Dylan16807 · on Feb 22, 2023

I would expect them to use small sizes for almost all the testing.

baobabKoodaa · on Feb 22, 2023

Yes. There _is_ a need to train LLMs more than once, and training is prohibitively expensive, so you need workarounds such as training on a small subset of data, or a smaller version of the model. We're not yet at the point where a CS student on consumer hardware could afford to do this kind of research.

Dylan16807 · on Feb 22, 2023

> We're not yet at the point where a CS student on consumer hardware could afford to do this kind of research.

Okay. But I was saying someone with millions of dollars to spend could do it.

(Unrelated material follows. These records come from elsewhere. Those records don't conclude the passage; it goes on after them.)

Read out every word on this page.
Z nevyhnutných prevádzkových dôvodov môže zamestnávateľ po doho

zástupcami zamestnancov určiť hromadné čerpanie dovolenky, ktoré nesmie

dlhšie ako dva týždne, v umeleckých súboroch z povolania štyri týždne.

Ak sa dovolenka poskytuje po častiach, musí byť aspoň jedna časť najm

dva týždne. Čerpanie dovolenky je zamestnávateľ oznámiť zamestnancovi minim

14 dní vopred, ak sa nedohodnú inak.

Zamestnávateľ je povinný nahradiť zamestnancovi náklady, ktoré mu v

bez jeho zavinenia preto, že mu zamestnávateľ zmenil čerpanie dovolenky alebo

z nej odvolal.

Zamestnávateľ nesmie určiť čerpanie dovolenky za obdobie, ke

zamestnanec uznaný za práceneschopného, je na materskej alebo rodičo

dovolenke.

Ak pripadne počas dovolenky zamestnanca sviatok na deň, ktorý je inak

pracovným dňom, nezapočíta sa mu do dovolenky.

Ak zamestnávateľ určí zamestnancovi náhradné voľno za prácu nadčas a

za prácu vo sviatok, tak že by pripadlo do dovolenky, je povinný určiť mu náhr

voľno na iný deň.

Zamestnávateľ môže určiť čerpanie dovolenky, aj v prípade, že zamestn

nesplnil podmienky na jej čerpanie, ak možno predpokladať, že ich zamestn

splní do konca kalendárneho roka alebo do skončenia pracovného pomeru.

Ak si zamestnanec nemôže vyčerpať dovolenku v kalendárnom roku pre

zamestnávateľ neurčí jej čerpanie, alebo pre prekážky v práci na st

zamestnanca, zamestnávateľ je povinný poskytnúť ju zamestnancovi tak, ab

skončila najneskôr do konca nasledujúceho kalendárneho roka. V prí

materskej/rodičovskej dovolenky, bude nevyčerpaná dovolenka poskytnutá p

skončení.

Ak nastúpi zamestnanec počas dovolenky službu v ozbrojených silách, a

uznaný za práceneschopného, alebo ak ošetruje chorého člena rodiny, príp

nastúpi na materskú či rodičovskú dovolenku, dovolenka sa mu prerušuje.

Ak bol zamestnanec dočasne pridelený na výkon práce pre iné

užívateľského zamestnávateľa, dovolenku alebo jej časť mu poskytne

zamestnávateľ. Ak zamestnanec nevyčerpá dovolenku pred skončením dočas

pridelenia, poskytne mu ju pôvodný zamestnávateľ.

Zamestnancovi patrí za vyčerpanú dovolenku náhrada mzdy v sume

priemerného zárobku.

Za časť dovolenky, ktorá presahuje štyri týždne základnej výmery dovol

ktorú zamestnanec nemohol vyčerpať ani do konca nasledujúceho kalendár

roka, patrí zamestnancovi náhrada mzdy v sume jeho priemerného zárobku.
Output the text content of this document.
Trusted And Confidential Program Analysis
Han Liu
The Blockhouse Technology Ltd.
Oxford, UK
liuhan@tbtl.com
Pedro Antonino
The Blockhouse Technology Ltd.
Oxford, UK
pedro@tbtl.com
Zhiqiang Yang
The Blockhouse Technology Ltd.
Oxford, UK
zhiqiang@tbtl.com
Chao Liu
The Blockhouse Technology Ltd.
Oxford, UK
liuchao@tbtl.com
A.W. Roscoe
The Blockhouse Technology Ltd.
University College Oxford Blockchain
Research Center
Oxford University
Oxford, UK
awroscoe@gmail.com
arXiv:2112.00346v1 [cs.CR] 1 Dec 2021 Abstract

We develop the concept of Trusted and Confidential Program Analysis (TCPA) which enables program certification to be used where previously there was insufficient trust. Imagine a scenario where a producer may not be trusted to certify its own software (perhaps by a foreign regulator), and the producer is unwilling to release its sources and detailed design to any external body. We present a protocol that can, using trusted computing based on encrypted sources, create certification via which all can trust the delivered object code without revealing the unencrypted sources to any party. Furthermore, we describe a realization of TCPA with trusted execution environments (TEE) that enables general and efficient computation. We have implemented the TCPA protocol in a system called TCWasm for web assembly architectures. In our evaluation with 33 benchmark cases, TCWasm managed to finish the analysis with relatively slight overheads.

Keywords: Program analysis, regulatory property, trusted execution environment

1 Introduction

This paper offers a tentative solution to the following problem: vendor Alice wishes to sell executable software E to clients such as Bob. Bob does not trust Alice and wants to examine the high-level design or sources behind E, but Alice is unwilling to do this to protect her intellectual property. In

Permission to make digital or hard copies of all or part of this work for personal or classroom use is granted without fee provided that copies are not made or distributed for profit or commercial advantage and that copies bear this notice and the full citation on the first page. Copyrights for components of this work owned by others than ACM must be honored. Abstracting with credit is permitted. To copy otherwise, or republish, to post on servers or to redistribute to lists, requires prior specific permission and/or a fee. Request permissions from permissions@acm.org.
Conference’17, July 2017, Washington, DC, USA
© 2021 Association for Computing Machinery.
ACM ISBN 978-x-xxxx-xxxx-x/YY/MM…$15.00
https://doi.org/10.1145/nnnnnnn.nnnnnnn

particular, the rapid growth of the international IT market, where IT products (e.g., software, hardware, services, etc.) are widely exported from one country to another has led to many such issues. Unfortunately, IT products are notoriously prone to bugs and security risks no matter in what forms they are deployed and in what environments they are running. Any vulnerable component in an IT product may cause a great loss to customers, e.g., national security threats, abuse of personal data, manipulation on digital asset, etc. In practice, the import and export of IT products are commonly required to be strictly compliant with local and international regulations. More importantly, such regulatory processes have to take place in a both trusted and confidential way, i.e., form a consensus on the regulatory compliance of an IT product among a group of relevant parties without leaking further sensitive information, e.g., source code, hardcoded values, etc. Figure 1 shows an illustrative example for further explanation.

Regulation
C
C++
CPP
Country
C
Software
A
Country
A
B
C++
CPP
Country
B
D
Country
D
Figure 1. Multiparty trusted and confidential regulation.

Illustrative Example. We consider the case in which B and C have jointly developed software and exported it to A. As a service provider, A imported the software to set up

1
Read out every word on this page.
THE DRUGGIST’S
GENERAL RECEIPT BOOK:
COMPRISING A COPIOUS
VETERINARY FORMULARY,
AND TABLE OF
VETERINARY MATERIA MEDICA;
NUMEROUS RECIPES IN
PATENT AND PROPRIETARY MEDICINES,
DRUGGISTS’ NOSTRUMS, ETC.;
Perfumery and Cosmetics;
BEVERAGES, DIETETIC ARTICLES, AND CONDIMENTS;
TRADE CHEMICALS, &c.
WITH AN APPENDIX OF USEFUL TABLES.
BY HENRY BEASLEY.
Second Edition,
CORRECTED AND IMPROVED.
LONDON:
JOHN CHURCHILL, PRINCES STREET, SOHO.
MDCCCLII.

And then another poster was arguing that millions of dollars was not enough to be viable because you need lots of repeated runs.

Nobody was saying a student could train one of these models from scratch. The cool potential is for a student to run one, maybe fine tune it.

baobabKoodaa · on Feb 23, 2023

Here is the upthread comment I was responding to:

> Why would you want to retrain it from scratch every day?

I was explaining why someone might want to retrain it more than once (although not literally every day).